Lambright V. Stewart, 241 F.3d 1021, 1205
(9th cir.2001). And the order of the Superior Court judge
may have cited a case “successive and untimely petitions” being, at
the judge’s discretion, “summarily denied” absent “justification for
not presenting in a single petition all claims of facts which, if
proven, established a fundamental miscarriage of justice”. Id. And
he may have claimed that:” No such showing has been made here.” Id.

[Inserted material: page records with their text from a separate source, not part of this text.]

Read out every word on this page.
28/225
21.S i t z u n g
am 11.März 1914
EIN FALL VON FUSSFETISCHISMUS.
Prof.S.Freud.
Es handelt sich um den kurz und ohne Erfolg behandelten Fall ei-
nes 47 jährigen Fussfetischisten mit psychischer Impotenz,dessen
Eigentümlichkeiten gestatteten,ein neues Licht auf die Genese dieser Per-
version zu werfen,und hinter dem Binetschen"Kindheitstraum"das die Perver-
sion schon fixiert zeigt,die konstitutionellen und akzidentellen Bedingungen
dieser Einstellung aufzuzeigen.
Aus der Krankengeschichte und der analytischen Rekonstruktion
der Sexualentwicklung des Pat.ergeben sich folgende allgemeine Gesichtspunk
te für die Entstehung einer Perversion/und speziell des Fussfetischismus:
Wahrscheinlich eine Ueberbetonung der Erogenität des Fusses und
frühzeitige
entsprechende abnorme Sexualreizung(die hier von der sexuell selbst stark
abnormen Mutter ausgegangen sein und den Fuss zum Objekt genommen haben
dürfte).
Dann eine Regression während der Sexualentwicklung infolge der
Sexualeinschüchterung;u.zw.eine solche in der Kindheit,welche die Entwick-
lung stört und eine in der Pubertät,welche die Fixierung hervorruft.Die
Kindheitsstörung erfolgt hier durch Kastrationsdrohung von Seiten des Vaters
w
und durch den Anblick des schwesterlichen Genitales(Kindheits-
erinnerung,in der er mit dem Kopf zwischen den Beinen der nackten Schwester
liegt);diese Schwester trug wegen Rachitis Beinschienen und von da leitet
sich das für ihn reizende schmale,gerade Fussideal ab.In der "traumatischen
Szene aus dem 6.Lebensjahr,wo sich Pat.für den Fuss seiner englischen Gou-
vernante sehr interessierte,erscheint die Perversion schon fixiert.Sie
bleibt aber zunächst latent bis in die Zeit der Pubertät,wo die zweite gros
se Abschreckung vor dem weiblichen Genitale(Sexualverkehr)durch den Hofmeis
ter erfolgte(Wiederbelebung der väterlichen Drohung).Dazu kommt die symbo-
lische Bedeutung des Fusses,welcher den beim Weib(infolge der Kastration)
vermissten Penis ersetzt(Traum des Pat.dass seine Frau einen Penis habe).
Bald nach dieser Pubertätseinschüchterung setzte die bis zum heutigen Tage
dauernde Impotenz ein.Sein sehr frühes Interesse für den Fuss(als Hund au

But the Superior Court still did NOT specifically invoke a time bar
claim to the defendant’s petition, and he went on to review the
petition on its merits. As I’ve shown, the judge’s arbitrary finding
that it was a “successive petition” to begin with, was false and
groundless, and the court did not specifically state that it was
denying the defendant’s Habeas petition for supposedly being
“untimely” filed. And that’s not surprising since the defendant
filed the Habeas petition in question in LESS than three years after
his illegal convictions were obtained in 1998.
-
See Lambright V. Stewart, supra, 241 F.3d 1201, 1205 (9th
cir.2001) (“Indeed, ‘a procedural default based on an ambiguous
order that DOES NOT CLEARLY rest on an independent and adequate
state ground is not sufficient to preclude Federal Habeas review.”),
(internal citation omitted); see also
U.S. ex rel. Armstrong
V. Burris, 48 F. supp. 2d 1084, 1086 (N.D.I.H 1999) (“For a
state ground to be considered independent and adequate, however, the
State Court must ‘clearly and expressly’ rely on that ground, and a
Federal Court will presume that no such ground exists if it is not
clear from the face of the opinion.”), (internal citation omitted).
And there is no such
“time bar” assertion by the State Court in the case at hand to preclude
the Federal Court from reviewing the currently filed Habeas petition on
its merits. Thus the court must deny the state’s motion to dismiss
Habeas petition no.: 02-1155-PA (PLA) and 02-1225-PA (PLA), as there are
no legal grounds for dismissal of these two said petitions. And this
court must review the petitions on their merits.